Certe frasi sono fuori luogo. Non nel senso che sono sbagliate: “Ti aspetto fuori” è espressione che si immagina di sentire in un altro tipo di aula. A scuola, non in tribunale. Ieri invece l’hanno detto a un giudice.

Al magistrato che ha letto la sentenza sulla strage del bus. Ce l’avevano con lui perché aveva assolto l’ad di Autostrade Giovanni Castellucci. Nonostante quel giudice avesse appena condannato altri dirigenti della stessa società.

La rabbia dei parenti non va sfiorata neppure con un “però”. È sacrosanta.

Eppure dietro quelle invettive è come se ci fosse qualcos’altro, oltre alla rabbia. Altrimenti non si spiega. Non si spiega perché, al termine di un processo in cui i condannati ci sono e visto che qualcuno dunque “pagherà” proprio come chiede il vicepremier Salvini, nei familiari delle 40 vittime prevalga quel tipo di sentimento. È come se dietro ci fosse una coazione a ripetere.

Quella che spinge a chiedere il colpevole con la C maiuscola. Il capro espiatorio. E in effetti nella vicenda della sciagura del 2013 Castellucci potrebbe incarnare perfettamente il ruolo.
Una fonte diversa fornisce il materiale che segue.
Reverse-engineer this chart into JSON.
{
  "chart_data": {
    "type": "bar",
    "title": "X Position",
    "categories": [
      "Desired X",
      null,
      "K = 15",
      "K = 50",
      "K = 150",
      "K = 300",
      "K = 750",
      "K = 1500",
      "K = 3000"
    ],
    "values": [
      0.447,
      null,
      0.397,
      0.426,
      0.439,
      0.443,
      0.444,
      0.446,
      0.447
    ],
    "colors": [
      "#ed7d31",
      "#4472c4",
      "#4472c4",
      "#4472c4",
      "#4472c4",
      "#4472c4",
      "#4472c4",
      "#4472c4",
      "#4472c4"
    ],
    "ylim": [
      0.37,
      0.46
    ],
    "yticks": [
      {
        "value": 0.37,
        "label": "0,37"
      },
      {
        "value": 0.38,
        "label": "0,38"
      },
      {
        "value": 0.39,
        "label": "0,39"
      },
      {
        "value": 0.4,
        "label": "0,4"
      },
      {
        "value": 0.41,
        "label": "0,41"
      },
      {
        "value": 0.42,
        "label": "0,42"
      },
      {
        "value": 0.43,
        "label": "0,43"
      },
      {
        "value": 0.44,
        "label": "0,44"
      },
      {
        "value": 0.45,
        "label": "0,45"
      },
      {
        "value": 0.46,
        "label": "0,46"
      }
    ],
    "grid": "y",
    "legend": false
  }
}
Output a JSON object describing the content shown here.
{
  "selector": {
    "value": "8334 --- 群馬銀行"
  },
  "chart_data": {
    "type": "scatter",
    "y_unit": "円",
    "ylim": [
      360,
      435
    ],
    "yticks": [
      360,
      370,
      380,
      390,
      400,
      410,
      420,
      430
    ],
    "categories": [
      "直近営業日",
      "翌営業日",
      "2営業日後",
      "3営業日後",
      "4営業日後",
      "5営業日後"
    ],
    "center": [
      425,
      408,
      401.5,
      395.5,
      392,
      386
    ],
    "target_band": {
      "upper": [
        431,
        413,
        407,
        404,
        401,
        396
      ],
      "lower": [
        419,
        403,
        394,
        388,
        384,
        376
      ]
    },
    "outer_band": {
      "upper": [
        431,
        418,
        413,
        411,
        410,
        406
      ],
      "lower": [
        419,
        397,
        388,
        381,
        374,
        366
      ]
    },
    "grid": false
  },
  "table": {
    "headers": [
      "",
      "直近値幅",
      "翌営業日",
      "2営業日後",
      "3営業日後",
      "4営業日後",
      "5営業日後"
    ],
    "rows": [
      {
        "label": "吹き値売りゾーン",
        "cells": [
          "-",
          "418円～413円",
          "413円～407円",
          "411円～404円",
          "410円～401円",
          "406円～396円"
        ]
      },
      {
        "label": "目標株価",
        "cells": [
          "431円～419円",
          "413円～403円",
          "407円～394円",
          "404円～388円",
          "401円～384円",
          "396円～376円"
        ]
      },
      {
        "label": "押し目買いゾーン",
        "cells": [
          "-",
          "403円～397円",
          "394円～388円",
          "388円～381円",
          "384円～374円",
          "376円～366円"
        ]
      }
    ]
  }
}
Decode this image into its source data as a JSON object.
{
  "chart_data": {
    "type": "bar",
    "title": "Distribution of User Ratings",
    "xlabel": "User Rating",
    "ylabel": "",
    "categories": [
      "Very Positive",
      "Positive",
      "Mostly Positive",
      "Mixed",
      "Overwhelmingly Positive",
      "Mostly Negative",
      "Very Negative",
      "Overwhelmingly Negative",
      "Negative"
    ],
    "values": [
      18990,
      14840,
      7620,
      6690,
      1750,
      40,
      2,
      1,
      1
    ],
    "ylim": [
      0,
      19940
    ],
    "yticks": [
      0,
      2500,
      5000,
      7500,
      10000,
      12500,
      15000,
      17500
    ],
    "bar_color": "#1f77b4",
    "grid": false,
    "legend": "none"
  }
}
Era stato rinviato a giudizio per omicidio colposo plurimo e disastro colposo a causa dei guard rail del viadotto, sbriciolati nell’impatto con il bus. Fradici, secondo l’accusa. Ma Castellucci è anche il volto con cui Autostrade si è presentata agli italiani dopo il crollo del ponte Morandi. Se chiamati a individuare un responsabile della carneficina di Ferragosto, tanti sceglierebbero lui. Quindi è perfetto per rappresentare il male in qualsiasi altro posto. Anche nell’aula del tribunale di Avellino. Cosa importa che secondo il giudice non ci fossero prove di una sua personale responsabilità? E soprattutto: come accettare che possano esserci anche sentenze di assoluzione? Perché - è questo il punto - all’idea che la giustizia debba accertare i fatti e non consumare vendette non crede quasi più nessuno. È come se ieri davanti a quel giudice monocratico fossero risuonate le tante grida di sdegno scaricate addosso in questi anni a tanti altri magistrati che avevano usato la parola “assolve”. La giustizia dovrebbe essere al suo massimo grado quando arriva a riconoscere innocente un imputato. Dopo averlo sottoposto a indagine, aver ipotizzato reati a suo carico, aver assunto prove in dibattimento e averle valutate. Perché? Semplice: se un pubblico potere, il Tribunale, quindi lo Stato, prima accusa e poi riconosce che l’accusa è infondata, lo fa in nome della propria massima autorevolezza. Uno Stato, e un giudice così, dovrebbero rassicurarci, perché hanno il coraggio di assolvere, appunto. A furia di coltivare l’attesa per condanne vendicative, un giorno finiremo per sentirci insicuri davvero. Non è ai familiari delle vittime di Pozzuoli che lo si deve ricordare. Ma a noi tutti. Che abbiamo trasformato la giustizia in qualcos’altro.